As temperatures climb, millions of children all over the United States pack their bags each year and head to sleepaway camps ranging from the rustic to the super-luxurious. But it was not always so. Until the late 19th century, summers were for children to work or play in unstructured environments: Tag, hide-and-seek or hanging around adult work environments returning to their families at night. Since compulsory education laws only came about in the 1880s, sometimes these activities weren’t exclusive to the summer season.
Yet as the United States industrialized and both native-born transplants and immigrants flocked to crowded Northeastern cities, moral reformers and educators panicked. A new generation of children, especially boys, they fretted, were missing out on the character-building, health-promoting experiences of hardy rural life: some even mentioned the peril of “dying of indoor-ness.”
A stint at summer camp–surrounded by nature and engaged in hard work and healthy play, all under the guidance of counselors who modeled moral uprightness–was thought to be the perfect solution. Either genuinely bucolic or painstakingly constructed to suit romantic ideas of what a rural encampment should look like–imagine log cabins or a facility catering to white children featuring Native American décor–camps exemplified a “manufactured wilderness,” as historian Abigail Ayres Van Slyck described. This new social institution was soon embraced by many educators, philanthropists, and health professionals alike.

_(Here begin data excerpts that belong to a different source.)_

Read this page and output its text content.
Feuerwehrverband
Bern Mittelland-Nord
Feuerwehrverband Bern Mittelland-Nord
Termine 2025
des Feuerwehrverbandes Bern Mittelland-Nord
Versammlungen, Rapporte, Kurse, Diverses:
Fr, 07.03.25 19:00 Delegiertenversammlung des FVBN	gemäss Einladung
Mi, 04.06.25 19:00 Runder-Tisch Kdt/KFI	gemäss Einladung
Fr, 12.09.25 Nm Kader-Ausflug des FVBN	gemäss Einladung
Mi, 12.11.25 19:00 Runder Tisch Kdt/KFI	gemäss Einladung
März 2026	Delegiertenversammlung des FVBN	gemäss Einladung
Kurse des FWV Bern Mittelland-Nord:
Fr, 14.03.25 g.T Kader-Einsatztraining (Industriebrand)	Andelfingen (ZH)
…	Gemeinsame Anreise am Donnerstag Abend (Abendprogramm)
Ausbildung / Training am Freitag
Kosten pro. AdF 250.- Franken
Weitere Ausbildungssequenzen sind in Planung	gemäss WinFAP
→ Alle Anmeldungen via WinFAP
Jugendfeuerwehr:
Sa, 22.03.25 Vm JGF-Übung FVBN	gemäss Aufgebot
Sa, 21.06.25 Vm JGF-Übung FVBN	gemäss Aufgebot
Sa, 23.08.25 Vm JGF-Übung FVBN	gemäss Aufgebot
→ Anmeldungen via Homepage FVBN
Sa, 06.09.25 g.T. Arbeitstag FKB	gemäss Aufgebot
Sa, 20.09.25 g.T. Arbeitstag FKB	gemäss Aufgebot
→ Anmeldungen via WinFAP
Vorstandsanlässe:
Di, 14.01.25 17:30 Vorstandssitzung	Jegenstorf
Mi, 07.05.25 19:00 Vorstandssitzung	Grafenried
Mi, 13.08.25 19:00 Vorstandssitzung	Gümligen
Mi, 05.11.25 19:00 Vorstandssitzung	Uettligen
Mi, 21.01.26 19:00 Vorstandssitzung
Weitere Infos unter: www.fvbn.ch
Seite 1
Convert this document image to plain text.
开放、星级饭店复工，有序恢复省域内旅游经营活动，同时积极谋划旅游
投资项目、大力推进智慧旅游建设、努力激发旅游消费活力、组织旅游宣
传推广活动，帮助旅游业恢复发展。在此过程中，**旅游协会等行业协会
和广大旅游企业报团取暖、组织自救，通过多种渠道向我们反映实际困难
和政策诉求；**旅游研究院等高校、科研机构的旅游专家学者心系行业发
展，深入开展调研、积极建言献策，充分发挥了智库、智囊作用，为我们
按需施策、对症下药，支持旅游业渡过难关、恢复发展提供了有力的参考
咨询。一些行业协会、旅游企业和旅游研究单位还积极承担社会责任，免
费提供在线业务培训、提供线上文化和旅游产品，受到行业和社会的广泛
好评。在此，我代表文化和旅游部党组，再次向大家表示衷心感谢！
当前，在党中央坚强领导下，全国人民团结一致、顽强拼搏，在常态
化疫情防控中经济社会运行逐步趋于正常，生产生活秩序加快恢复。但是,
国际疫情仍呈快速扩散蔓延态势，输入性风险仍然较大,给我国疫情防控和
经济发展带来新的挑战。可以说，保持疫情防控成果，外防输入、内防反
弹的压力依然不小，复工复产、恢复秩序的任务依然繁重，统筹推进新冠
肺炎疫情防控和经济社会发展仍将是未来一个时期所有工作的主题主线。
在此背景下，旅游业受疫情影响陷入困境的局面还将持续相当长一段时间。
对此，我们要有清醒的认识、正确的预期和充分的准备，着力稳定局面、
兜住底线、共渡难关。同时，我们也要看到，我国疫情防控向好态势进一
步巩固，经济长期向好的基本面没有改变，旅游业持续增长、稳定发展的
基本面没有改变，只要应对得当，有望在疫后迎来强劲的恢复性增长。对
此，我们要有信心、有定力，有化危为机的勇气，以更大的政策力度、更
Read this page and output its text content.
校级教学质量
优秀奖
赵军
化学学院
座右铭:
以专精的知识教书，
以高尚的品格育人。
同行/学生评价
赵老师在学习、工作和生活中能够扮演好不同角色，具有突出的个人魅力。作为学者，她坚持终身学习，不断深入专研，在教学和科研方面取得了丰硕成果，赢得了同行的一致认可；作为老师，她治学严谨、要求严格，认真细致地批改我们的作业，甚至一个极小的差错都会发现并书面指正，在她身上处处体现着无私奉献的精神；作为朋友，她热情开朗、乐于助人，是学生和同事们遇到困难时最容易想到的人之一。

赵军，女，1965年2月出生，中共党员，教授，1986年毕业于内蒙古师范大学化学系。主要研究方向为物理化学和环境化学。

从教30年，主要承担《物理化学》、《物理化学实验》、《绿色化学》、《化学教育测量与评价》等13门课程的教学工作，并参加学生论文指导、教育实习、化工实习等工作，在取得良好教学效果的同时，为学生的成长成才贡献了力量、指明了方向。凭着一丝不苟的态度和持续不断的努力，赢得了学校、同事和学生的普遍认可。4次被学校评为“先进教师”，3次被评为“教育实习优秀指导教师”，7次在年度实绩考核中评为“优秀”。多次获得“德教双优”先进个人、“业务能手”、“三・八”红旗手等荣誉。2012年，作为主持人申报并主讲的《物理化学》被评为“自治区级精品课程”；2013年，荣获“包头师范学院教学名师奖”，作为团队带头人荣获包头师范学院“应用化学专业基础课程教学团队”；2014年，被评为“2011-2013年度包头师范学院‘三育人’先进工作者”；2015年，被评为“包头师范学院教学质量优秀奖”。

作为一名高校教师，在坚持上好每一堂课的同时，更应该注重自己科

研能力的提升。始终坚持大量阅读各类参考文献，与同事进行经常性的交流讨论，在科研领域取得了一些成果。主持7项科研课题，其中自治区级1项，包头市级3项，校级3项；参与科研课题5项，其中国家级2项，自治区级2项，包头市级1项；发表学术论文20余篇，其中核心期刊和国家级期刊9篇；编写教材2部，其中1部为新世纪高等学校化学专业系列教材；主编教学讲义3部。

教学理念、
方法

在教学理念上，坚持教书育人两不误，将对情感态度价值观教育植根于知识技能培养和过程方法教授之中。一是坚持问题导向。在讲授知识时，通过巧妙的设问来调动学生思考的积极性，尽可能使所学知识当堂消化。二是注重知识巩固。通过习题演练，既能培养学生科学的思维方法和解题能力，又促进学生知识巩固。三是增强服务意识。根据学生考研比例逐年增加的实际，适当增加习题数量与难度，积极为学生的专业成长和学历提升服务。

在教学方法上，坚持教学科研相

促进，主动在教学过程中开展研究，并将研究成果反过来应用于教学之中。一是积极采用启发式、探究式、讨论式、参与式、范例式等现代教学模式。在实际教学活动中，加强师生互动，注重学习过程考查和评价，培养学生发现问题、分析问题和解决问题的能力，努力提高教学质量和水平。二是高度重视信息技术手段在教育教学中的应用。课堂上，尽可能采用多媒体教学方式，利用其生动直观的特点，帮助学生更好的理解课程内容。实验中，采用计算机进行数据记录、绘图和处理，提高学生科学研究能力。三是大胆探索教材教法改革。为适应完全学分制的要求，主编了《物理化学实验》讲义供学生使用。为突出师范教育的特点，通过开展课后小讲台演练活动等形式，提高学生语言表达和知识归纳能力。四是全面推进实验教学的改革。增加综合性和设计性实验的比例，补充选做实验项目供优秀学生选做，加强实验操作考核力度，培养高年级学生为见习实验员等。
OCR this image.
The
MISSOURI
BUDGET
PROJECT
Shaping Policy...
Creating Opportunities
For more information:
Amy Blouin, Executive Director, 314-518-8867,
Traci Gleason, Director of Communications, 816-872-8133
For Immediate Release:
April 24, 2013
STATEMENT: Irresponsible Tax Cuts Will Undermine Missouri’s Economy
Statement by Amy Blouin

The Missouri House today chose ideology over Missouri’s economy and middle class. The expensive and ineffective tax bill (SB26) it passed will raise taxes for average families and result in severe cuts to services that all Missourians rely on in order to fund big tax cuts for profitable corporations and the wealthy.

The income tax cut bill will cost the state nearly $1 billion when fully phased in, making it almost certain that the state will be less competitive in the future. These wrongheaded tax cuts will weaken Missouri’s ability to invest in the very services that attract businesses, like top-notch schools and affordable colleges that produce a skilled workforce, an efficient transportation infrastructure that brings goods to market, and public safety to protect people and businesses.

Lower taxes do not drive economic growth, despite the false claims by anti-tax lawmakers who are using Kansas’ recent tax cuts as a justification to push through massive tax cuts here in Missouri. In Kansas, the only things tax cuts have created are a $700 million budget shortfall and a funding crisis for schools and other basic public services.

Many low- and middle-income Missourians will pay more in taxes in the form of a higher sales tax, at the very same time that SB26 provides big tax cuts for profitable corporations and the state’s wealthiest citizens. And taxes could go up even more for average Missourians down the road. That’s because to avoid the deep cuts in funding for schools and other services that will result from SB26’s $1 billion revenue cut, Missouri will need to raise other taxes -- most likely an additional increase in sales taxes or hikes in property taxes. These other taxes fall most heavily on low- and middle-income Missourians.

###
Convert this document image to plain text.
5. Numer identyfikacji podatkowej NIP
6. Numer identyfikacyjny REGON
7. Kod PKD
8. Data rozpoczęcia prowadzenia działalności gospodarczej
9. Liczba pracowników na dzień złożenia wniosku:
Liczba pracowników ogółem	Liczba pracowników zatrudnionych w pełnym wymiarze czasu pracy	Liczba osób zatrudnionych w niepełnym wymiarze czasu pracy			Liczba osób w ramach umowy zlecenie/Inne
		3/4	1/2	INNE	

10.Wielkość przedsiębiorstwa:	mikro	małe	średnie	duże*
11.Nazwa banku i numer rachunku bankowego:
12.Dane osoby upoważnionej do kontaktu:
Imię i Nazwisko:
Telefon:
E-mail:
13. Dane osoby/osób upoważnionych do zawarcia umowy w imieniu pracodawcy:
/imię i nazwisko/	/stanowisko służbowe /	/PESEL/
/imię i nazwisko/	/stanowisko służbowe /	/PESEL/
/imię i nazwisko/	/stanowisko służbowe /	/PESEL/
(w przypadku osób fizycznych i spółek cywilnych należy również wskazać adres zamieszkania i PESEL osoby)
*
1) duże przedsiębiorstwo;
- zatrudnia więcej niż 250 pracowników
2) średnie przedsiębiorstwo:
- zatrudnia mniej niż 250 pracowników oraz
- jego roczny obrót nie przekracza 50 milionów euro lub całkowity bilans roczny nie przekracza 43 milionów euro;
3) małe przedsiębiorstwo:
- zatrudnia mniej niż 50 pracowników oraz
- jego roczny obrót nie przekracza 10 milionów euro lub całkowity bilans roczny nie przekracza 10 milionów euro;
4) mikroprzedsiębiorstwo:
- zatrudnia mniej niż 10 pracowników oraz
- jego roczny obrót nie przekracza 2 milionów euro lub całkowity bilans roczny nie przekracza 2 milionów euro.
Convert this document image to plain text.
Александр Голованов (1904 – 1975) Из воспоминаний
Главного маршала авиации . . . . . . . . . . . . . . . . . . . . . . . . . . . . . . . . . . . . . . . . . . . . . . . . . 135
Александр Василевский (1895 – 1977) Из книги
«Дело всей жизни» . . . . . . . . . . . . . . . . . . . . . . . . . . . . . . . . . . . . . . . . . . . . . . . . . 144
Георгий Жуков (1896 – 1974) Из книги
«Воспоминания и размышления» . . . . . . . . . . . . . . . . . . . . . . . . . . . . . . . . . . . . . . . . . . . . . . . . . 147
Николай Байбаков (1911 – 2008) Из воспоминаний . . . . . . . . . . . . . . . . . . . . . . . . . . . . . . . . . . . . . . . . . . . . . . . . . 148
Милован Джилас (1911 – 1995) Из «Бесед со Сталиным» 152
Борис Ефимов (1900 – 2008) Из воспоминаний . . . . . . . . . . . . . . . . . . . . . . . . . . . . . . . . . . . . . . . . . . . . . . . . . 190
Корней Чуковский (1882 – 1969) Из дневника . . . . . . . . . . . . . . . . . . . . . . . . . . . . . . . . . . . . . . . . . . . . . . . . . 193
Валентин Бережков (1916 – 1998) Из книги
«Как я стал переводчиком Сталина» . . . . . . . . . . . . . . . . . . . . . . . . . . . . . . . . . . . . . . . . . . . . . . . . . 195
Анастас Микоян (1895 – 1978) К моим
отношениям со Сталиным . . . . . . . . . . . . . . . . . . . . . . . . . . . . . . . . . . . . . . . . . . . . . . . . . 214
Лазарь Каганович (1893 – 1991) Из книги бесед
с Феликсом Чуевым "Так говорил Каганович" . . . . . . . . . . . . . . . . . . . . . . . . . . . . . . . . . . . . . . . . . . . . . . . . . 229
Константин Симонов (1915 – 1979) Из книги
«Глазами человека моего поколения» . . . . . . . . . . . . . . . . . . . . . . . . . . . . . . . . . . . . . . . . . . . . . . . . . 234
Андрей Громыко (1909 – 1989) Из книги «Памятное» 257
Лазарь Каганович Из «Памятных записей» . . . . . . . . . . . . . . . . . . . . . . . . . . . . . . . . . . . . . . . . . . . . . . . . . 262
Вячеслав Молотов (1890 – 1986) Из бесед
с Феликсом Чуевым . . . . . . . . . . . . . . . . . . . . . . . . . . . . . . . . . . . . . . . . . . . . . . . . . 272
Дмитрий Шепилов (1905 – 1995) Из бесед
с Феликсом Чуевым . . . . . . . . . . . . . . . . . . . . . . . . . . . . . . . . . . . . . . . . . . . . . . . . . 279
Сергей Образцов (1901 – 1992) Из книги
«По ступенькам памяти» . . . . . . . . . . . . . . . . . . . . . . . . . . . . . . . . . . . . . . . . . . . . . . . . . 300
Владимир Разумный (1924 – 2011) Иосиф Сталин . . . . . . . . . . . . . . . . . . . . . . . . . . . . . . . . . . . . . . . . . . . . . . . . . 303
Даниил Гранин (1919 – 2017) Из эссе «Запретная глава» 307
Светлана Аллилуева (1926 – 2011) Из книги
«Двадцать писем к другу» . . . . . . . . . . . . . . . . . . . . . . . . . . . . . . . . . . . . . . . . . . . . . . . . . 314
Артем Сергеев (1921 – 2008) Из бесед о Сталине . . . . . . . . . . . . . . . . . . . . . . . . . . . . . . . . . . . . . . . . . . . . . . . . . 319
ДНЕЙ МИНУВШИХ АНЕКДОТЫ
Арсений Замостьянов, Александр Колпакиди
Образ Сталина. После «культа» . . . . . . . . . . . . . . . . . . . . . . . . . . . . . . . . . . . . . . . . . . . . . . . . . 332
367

These early summer camps targeted middle-class, urban boys who it was feared were being “mollycoddled” by overbearing mothers and female teachers in the overly “feminized” realms of home and school. They needed a dose of savagery, common opinion held, lest they become “sissified.” Yet this middle-class project promoted an idea that reformers had first piloted with the working classes: in the 1850s, New York City’s Children’s Aid Society had shuttled “street rats” westward to be adopted by Christian farm families who were believed to be their last best hope for salvation from a life of poverty and vice.